Tuesday, July 13, 2010

On the art of pricing

I travel around Etsy and Etsy forums and stumble across the subject quite often.

There appear to be quite a few formulas to use to calculate that perfect price. Apparently, having one is supposed to make you a successful businessman (or woman :).

What do you think your product is worth?
If you, being after all quite intimately acquainted with your product, think it is not worth much, how do you expect strangers to value it higher?

Saying I really like to repeat - cheap is not great value, cheap is just cheap.

As a customer, I feel offended by most of marketing tricks used to try and get me to buy. When I see a 9.99 price I feel someone is trying to play games with my brain and immediately steer away. When I see free shipping, I'm aware that price of the actual product went up by those few bucks to cover this missing shipping cost.

The very basic thing marketing trends are trying to make us forget is - sellers are not beneficients of humanity, they are out there to earn money.
If something appears to be free, it means that you are going to pay for it some other way.
If something appears to be extra cheap, it means that supplies were extra cheap and labour was extra cheap.
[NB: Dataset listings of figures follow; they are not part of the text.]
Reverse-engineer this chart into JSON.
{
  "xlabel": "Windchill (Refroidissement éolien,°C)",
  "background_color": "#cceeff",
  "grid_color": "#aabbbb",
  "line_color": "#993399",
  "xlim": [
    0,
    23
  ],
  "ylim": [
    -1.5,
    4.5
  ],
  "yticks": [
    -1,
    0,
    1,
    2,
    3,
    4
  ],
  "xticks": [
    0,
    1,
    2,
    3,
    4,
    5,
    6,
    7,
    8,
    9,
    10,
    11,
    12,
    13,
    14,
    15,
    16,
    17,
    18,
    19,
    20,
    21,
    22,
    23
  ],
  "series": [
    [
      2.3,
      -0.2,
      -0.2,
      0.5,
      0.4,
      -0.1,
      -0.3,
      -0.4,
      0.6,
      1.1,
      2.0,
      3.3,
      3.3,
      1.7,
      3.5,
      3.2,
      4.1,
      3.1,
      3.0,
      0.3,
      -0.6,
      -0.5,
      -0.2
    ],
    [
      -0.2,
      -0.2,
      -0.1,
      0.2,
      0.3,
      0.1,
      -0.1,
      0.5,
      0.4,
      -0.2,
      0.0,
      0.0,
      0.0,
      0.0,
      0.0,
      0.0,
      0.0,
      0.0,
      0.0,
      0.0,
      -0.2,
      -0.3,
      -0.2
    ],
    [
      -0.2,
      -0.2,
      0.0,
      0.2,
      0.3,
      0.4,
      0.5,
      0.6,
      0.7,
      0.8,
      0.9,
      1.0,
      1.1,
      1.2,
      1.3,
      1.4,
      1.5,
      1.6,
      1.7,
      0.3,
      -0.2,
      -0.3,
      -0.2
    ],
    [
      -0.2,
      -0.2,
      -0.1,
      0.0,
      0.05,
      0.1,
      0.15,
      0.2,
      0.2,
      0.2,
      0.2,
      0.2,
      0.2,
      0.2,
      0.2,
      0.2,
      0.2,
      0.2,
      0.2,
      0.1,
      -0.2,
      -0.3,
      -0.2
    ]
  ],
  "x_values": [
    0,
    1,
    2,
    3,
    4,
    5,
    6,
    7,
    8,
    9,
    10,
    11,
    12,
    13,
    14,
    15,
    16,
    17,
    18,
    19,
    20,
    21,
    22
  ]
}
Usually that compromises quality VERY much.
If something appears to be a miracle and have all of the above not applicable, but still being extra cheap, it means that there's something you do not know.

These are the rules I'm reminding myself of when shopping. When selling my own stuff, I assume that my customers are at least a bit like me and I don't offend them by treating them like brainless dummies and promising free miracles.

Skillfully and time-consumingly crafted items cost. It's worth it.